The study reports improved IPC knowledge and PPE skills after using D-B_EPCD, but in my opinion, to strengthen the study, you should apply more rigorous analytical methods to support a causal interpretation of these improvements. The current analysis does not sufficiently address potential confounding factors such as parallel training efforts, general institutional learning, or pandemic-related behavioral changes over time. Additionally, the reported average system usage frequency (1.74 times/week) raises questions about the relationship between system engagement and outcomes; was there a measurable dose-response effect? To better substantiate your conclusions, you should consider using approaches such as mixed-effects modeling or interrupted time series analysis to control for temporal trends and confounders, and to model the relationship between system use intensity and skill acquisition.

The previous reader raised valid concerns regarding the lack of rigorous statistical controls and causal inference in your study. While your results suggest significant improvements in IPC knowledge and PPE skills following the use of D-B_EPCD, the analysis as it stands does not convincingly demonstrate that these outcomes can be attributed specifically to the system itself. The absence of a control group, lack of adjustment for confounding variables (e.g., external IPC campaigns, institutional policy shifts, or broader pandemic-induced behavioral changes), and limited modeling of system usage intensity (average 1.74 times/week) weakens the causal claims.
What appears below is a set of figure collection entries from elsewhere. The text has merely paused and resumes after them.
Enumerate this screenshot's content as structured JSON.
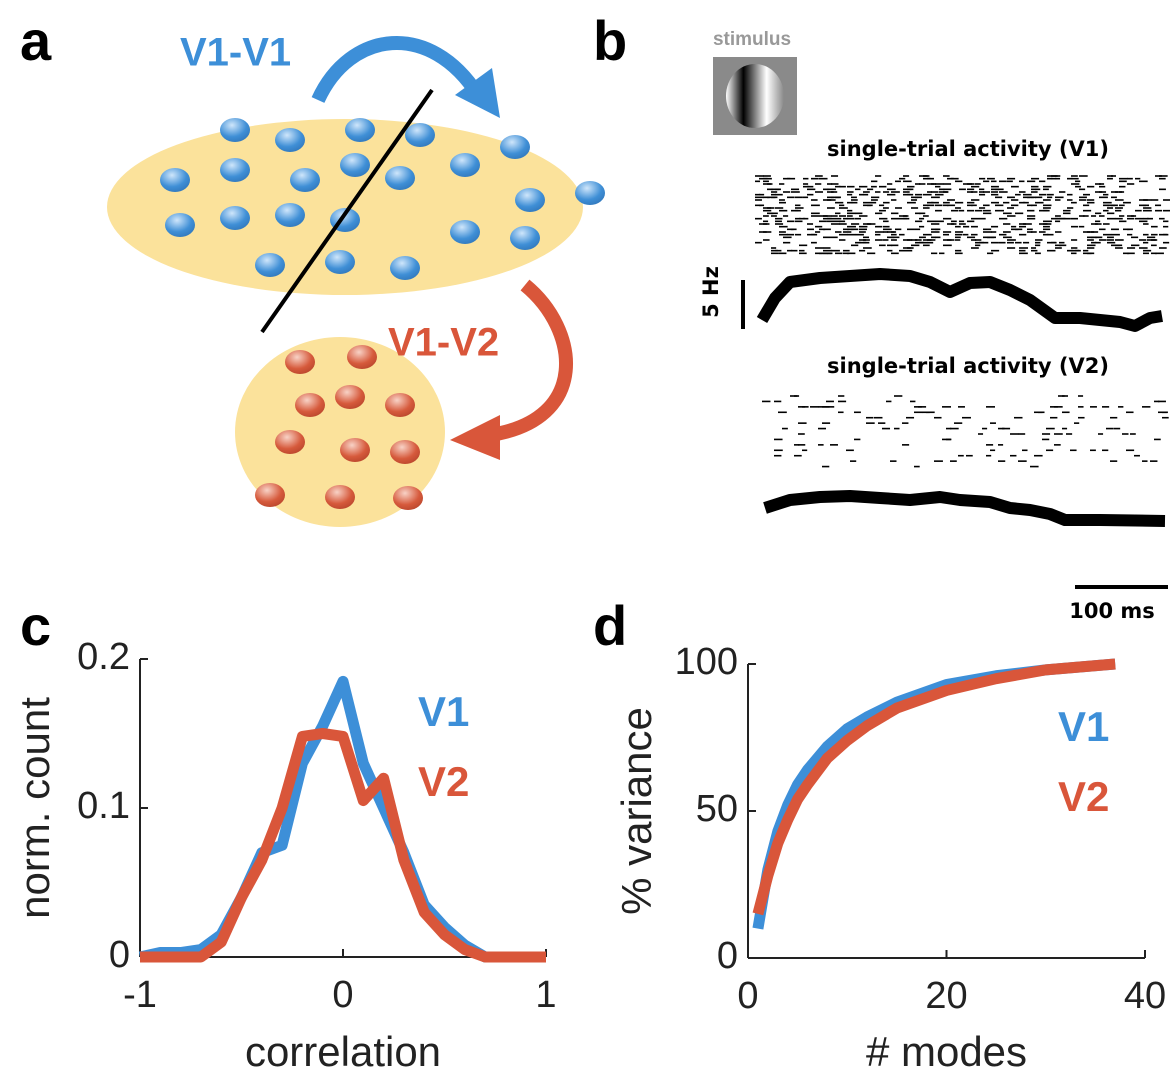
{
  "panels": {
    "a": {
      "letter": "a",
      "arrow_top": "V1-V1",
      "arrow_bottom": "V1-V2"
    },
    "b": {
      "letter": "b",
      "stimulus": "stimulus",
      "title_v1": "single-trial activity (V1)",
      "rate_scale": "5 Hz",
      "title_v2": "single-trial activity (V2)",
      "time_scale": "100 ms"
    },
    "c": {
      "letter": "c"
    },
    "d": {
      "letter": "d"
    }
  },
  "chart_data": [
    {
      "type": "line",
      "xlabel": "correlation",
      "ylabel": "norm. count",
      "x": [
        -1,
        -0.9,
        -0.8,
        -0.7,
        -0.6,
        -0.5,
        -0.4,
        -0.3,
        -0.2,
        -0.1,
        0,
        0.1,
        0.2,
        0.3,
        0.4,
        0.5,
        0.6,
        0.7,
        0.8,
        0.9,
        1
      ],
      "series": [
        {
          "name": "V1",
          "color": "#3d8fd8",
          "values": [
            0,
            0.003,
            0.003,
            0.005,
            0.015,
            0.04,
            0.07,
            0.075,
            0.13,
            0.155,
            0.185,
            0.13,
            0.1,
            0.07,
            0.035,
            0.02,
            0.008,
            0,
            0,
            0,
            0
          ]
        },
        {
          "name": "V2",
          "color": "#d9563a",
          "values": [
            0,
            0,
            0,
            0,
            0.01,
            0.04,
            0.065,
            0.1,
            0.148,
            0.15,
            0.148,
            0.105,
            0.12,
            0.065,
            0.03,
            0.015,
            0.005,
            0,
            0,
            0,
            0
          ]
        }
      ],
      "xlim": [
        -1,
        1
      ],
      "xticks": [
        -1,
        0,
        1
      ],
      "ylim": [
        0,
        0.2
      ],
      "yticks": [
        0,
        0.1,
        0.2
      ]
    },
    {
      "type": "line",
      "xlabel": "# modes",
      "ylabel": "% variance",
      "x": [
        1,
        2,
        3,
        4,
        5,
        6,
        8,
        10,
        12,
        15,
        20,
        25,
        30,
        37
      ],
      "series": [
        {
          "name": "V1",
          "color": "#3d8fd8",
          "values": [
            10,
            30,
            43,
            52,
            59,
            64,
            72,
            78,
            82,
            87,
            93,
            96,
            98,
            100
          ]
        },
        {
          "name": "V2",
          "color": "#d9563a",
          "values": [
            15,
            28,
            39,
            47,
            54,
            59,
            68,
            74,
            79,
            85,
            91,
            95,
            98,
            100
          ]
        }
      ],
      "xlim": [
        0,
        40
      ],
      "xticks": [
        0,
        20,
        40
      ],
      "ylim": [
        0,
        100
      ],
      "yticks": [
        0,
        50,
        100
      ]
    }
  ]
}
Although your discussion acknowledges limitations such as the absence of a control group and plans for future improvements, this post-hoc justification does not address the immediate concern that without modeling confounders or applying robust temporal analyses (e.g., interrupted time series, mixed-effects regression), it is impossible to determine whether observed improvements stem from the intervention or other contextual factors.
Given the reported system usage frequency (1.74 times/week) and the study’s lack of a control group or temporal modeling, how can you distinguish between the effects of the D-B_EPCD system itself and other possible confounding variables (e.g., concurrent institutional changes, pandemic-related behavioral shifts, or generalized IPC awareness) that may have influenced the observed improvements in IPC knowledge and PPE skills? Moreover, did you explore any dose-response relationships between system usage intensity and learning outcomes, which could strengthen the argument for system-specific effects? If not, how do you justify attributing causality to D-B_EPCD in the absence of such analysis?